I really like this story, which I got from Medgadget (hat tip). It’s about a new product, designed by a student, Mr. Edwin Yau of the University of Technology, Sydney, Australia. It was the winner of the (Australian) Dyson Design Awards, and it looks like it deserved it.
Mr. Yau’s design for the StairbustA addresses a major problem in any emergency evacuation and also in just moving sick people from one spot to another. I know about this because I worked my way through school as a “transporter” in a hospital radiology department. Here’s the description of the StairbustA:
The StairbustA is an unique product that allows a single user to rapidly transfer a non-ambulant elderly or disabled person down a flight of stairs and over harsh terrain in an emergency situation, without compromising the safety and wellbeing of the evacuee. The StairbustA is unique in that it is able to transform from a “stretcher” position to a “chair” position due to the integration of a two-way hydraulic actuator and a clever pin-catch adjustment system. This ability to transform makes the StairbustA unlike any other product currently available on the market.
The StairbustA represents excellence in design as its functional capabilities encompass a wide range of emergency evacuation scenarios, primarily due to its ability to transform from a “stretcher” position to a “chair” position. The entire stretcher component can also be “unclipped” from the main chassis in case of confined space evacuation. This is a product which would be suited, but not limited to, situations where the safe and rapid evacuation of non-ambulant elderly or disabled persons is crucial, for example, a fire scenario in a nursing home, hospital, community centre, library, etc.
Existing products designed for use in emergency evacuation scenarios possess many flaws such as their inability to negotiate tight corners; the requirement of more than one carer per evacuee per occasion; the inappropriateness for transportation of frail patients; and the necessity for prior training to use the device as opposed to design intuition. In addition, the majority of existing products are manufactured overseas which has resulted in inflated costs, with products ranging from $500-3000 per device.
The original use of a two-way hydraulic actuator integrated with a pin-catch adjustment system allows the product to transform from a “stretcher” position to a “chair” position with minimal effort and in little time.

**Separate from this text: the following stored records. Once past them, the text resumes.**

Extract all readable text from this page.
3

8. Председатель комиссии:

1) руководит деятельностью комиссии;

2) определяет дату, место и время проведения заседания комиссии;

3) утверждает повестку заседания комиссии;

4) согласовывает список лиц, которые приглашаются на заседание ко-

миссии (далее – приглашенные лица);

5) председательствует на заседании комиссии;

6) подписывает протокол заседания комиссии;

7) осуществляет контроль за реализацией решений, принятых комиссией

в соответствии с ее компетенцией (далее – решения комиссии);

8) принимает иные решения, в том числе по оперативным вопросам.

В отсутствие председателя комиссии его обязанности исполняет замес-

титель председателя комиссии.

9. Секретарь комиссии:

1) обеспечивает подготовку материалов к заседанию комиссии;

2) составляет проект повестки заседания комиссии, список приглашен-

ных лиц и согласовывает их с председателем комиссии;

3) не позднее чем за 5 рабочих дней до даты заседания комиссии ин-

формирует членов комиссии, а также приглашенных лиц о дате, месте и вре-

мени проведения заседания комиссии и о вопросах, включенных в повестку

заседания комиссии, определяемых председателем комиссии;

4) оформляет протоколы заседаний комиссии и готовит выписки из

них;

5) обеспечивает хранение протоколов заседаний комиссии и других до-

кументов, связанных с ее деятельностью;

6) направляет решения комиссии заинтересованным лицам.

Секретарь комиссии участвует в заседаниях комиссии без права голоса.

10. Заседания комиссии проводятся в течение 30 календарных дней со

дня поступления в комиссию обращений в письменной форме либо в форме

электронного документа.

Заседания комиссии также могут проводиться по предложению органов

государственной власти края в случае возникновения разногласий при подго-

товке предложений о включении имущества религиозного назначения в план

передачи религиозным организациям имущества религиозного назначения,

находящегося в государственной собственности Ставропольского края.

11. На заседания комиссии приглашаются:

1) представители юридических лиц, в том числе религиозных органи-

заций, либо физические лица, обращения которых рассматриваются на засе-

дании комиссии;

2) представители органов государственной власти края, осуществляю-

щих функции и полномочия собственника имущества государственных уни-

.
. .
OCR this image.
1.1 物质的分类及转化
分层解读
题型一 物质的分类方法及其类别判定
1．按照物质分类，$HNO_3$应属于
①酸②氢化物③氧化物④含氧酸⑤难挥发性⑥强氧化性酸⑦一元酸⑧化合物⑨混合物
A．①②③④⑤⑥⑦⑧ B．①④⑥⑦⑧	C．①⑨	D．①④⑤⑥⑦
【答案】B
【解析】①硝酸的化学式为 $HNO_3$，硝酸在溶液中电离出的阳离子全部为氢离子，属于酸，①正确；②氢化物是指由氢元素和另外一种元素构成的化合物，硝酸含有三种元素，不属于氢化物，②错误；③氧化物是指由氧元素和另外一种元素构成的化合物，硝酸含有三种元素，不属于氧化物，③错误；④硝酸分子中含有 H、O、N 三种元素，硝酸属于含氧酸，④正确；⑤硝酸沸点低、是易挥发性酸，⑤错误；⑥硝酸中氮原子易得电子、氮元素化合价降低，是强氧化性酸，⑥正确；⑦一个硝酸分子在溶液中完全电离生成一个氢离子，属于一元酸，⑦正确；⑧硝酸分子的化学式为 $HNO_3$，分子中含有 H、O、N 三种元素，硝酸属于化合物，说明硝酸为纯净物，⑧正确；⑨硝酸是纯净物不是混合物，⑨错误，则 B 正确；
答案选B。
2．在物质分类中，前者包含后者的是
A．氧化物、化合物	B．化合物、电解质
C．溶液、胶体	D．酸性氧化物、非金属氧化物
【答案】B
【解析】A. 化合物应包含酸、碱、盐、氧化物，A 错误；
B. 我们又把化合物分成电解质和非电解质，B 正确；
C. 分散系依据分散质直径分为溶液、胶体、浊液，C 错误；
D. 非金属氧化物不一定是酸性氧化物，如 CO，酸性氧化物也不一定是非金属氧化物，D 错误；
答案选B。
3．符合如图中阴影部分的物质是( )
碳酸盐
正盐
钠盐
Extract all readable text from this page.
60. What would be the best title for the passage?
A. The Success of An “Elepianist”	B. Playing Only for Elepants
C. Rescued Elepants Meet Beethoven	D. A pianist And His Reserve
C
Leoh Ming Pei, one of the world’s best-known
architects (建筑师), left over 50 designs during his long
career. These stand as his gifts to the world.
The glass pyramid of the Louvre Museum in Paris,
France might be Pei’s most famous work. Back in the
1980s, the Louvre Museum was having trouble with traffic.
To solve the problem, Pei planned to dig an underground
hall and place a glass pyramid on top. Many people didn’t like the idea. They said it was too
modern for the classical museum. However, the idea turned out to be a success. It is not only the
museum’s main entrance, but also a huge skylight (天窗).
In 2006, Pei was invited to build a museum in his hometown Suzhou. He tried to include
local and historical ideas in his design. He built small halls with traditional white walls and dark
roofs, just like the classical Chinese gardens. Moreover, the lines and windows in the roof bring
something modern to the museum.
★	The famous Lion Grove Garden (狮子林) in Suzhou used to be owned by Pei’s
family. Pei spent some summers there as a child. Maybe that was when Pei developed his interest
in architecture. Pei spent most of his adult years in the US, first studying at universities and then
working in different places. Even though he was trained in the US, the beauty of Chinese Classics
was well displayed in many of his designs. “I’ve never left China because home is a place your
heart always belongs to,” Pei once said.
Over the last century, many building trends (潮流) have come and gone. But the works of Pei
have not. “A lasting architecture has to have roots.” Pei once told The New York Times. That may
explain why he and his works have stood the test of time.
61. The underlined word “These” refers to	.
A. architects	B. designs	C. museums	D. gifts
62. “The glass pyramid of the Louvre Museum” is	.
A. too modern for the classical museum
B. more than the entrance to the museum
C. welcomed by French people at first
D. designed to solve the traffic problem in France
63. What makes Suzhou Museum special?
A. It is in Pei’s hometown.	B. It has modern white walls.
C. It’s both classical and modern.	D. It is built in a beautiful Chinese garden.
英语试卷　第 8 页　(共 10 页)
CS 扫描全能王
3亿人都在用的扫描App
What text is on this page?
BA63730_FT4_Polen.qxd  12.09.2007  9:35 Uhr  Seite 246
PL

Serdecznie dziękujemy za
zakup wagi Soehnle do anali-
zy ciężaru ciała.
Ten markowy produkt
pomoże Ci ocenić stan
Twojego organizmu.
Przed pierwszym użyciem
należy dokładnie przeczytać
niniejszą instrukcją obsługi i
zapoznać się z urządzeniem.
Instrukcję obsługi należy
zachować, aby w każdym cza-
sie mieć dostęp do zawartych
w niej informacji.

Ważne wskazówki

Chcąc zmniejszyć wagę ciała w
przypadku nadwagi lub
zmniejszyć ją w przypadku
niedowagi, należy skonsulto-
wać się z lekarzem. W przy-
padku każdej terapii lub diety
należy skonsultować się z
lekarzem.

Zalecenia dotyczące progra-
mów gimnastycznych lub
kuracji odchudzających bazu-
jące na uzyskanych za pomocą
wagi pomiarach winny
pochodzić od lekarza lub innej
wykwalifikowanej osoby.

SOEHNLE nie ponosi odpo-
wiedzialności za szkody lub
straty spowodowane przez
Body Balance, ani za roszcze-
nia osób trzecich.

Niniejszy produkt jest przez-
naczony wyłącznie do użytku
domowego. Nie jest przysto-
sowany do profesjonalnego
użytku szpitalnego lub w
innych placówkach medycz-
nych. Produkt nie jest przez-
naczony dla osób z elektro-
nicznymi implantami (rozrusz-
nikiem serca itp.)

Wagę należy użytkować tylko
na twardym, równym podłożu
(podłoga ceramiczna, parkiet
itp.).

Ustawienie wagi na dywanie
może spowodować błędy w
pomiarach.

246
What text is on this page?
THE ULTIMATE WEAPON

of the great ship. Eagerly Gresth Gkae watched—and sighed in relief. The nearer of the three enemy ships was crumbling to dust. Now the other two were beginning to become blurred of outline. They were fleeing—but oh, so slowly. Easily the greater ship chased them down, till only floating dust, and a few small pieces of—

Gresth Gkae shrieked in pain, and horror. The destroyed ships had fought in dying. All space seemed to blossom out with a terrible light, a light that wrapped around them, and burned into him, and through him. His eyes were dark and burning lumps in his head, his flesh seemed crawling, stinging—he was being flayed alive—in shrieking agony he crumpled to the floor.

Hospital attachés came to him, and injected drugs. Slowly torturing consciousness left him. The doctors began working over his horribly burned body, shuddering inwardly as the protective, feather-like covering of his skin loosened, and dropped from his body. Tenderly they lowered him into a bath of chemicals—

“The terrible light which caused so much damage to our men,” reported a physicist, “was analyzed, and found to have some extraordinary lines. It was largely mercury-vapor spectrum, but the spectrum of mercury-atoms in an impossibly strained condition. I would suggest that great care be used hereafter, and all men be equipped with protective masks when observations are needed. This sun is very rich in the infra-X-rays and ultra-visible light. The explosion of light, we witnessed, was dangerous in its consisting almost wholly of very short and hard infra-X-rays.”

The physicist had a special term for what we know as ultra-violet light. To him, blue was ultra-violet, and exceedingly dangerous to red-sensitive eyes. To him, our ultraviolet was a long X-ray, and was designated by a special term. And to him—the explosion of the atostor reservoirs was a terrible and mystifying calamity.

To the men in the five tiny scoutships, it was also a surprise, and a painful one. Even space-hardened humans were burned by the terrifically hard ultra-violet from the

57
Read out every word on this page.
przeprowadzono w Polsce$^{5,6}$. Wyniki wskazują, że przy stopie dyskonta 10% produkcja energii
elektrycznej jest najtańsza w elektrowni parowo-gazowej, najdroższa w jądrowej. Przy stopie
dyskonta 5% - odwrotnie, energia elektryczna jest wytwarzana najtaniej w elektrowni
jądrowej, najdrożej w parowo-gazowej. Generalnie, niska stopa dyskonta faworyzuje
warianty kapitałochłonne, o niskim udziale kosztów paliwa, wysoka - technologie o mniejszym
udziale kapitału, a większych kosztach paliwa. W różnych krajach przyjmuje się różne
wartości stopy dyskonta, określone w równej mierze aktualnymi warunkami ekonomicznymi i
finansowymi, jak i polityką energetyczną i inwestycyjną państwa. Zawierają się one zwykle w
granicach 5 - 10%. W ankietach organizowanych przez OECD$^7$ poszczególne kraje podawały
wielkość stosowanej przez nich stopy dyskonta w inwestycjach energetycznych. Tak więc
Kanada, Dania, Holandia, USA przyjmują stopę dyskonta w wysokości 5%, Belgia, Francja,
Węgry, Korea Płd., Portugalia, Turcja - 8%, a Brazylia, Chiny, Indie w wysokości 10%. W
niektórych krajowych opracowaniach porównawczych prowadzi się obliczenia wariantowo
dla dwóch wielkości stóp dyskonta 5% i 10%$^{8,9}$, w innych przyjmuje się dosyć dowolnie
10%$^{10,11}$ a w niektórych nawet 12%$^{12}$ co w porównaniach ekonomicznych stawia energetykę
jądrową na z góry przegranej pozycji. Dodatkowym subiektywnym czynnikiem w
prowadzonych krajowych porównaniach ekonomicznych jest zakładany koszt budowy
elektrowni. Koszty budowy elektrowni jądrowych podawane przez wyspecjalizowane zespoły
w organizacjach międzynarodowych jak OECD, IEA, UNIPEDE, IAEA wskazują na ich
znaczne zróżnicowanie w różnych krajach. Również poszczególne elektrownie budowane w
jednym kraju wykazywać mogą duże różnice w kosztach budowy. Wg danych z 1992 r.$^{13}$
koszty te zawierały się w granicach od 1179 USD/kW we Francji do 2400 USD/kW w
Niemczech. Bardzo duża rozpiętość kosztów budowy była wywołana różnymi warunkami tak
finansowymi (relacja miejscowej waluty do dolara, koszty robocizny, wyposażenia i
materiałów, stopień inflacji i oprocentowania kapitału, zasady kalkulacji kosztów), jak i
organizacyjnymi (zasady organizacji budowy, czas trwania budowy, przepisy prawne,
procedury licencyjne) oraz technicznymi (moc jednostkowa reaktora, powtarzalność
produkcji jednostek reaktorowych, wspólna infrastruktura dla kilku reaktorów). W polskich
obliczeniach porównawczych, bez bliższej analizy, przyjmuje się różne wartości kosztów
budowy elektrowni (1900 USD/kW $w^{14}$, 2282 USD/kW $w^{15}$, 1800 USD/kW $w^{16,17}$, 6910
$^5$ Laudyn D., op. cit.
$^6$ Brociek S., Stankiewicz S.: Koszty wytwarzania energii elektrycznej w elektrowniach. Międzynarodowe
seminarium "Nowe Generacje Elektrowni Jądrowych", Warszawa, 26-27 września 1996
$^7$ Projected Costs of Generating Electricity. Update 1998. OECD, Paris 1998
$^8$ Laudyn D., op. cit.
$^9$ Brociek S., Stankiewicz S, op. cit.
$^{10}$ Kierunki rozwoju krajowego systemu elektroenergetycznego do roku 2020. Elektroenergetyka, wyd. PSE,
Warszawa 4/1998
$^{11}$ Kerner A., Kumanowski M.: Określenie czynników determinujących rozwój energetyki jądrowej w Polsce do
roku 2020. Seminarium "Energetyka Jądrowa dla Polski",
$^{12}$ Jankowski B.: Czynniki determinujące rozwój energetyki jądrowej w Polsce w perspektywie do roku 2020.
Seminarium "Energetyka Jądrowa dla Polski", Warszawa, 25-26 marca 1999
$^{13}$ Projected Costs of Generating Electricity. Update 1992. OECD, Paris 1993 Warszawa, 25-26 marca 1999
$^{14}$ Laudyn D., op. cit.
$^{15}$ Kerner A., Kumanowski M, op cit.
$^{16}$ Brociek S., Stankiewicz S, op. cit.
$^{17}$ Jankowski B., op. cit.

The “stretcher” position allows the non-ambulant patient to be transferred onto the device in a supine position, for example from a bed. This is critical for the evacuation of non-ambulant patients who are physically incapable of movement without external assistance, and is a design feature which current products do not possess. Following the transferal of the patient onto the device, the device is then adjusted into the “chair” position before it travels over the stairs and to safety in an outside location. The patient can then be offloaded and the device re-used immediately to evacuate any further evacuees. (Dyson Design Awards)
Mr. Yau took care to use existing parts to keep manufacturing costs down. This is the kind of thing that could have come out of the private sector, but didn’t.